PLASTIC BAG at the Horseshoe, March 11. Tickets: free. Attendance: 100. Rating: NNN Rating: NNN
there is, as dubya would tell you,something to be said for overwhelming force when subtlety just won't do.Over the past few years, Plastic Bag have earned a dubious reputation as Toronto's loudest and heaviest band; ears are still ringing from their infamous CMW showcase at the 360 more than a year ago. There's no real refinement to the group's power rock, just sheer brutality and a suffocating density matched by the volume at which they play.
Producer Ian Blurton has done little to blunt the edges on the Bag's new Chemical disc, but it's live that the group is particularly punishing.
At Tuesday's record release gig, the band was its usual blowtorch self, with towering frontman Eric Bridenbaker shrieking furiously and guitarist Cam Bull grinding out power riffs and rattling the bowls of pretzels on the bar.
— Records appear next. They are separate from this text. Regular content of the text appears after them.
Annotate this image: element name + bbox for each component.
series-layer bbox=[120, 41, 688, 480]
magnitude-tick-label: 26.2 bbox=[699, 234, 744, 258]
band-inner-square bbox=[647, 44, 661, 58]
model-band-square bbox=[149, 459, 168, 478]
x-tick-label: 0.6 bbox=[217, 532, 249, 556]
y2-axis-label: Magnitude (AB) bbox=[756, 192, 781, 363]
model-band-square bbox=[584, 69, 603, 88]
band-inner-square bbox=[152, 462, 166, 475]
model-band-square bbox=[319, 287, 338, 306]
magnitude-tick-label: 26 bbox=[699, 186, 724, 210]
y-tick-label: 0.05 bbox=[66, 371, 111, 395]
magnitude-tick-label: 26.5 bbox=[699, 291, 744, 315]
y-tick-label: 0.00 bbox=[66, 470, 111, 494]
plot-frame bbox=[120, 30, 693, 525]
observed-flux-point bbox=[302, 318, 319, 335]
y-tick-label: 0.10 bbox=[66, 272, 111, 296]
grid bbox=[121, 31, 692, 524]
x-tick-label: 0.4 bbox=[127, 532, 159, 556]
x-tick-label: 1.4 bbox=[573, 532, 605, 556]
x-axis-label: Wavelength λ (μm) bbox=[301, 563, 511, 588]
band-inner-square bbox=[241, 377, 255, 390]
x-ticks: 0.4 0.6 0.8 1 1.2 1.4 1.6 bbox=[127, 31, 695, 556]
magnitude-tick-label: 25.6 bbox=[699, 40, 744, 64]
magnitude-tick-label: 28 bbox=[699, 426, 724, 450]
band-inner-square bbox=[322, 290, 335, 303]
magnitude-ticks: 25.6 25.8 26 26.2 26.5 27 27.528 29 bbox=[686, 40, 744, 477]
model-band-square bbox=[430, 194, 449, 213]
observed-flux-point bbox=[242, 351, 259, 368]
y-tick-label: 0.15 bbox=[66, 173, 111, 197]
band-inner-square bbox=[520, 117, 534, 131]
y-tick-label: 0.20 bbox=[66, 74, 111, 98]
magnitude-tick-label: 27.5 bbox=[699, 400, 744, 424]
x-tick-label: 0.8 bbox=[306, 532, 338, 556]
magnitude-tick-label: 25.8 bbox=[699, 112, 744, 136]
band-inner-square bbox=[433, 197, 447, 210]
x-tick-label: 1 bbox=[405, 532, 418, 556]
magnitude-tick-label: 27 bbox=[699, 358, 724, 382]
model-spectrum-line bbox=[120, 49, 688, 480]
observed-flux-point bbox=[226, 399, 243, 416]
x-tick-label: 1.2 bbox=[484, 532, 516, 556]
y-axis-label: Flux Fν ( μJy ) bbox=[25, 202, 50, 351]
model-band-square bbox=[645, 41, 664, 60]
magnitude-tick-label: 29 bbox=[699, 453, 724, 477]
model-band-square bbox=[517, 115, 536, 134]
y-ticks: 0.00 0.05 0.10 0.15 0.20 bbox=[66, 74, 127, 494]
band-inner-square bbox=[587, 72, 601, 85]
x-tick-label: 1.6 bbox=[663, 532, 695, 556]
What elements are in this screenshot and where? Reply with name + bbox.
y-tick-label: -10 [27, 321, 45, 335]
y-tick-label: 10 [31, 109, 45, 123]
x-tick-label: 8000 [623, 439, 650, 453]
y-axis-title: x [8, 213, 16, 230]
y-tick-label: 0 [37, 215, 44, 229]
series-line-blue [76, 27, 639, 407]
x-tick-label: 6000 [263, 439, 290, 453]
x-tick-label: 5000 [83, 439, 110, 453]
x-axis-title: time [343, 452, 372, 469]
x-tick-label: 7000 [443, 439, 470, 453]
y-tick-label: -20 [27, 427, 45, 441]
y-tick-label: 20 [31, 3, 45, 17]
There was the typical roar, but something was missing. Maybe it was the slim crowd, but Bridenbaker didn't have his usual eye-popping intensity. The decision to skip Middle Man --- the group's pile-driving hit-in-waiting -- wasn't a good idea. Neither were the hushed power ballads that showed just why Plastic Bag has favoured brawn over lyrical subtlety.
Still, it was hard not to be impressed by the sheer brutality of the band's trademark closer, Chemical Man. A lurching wall of noise masquerading as a song, the tune left those in the Shoe paralyzed and folks in the club's front bar, and presumably all along Queen West, wide-eyed in shock. Well done.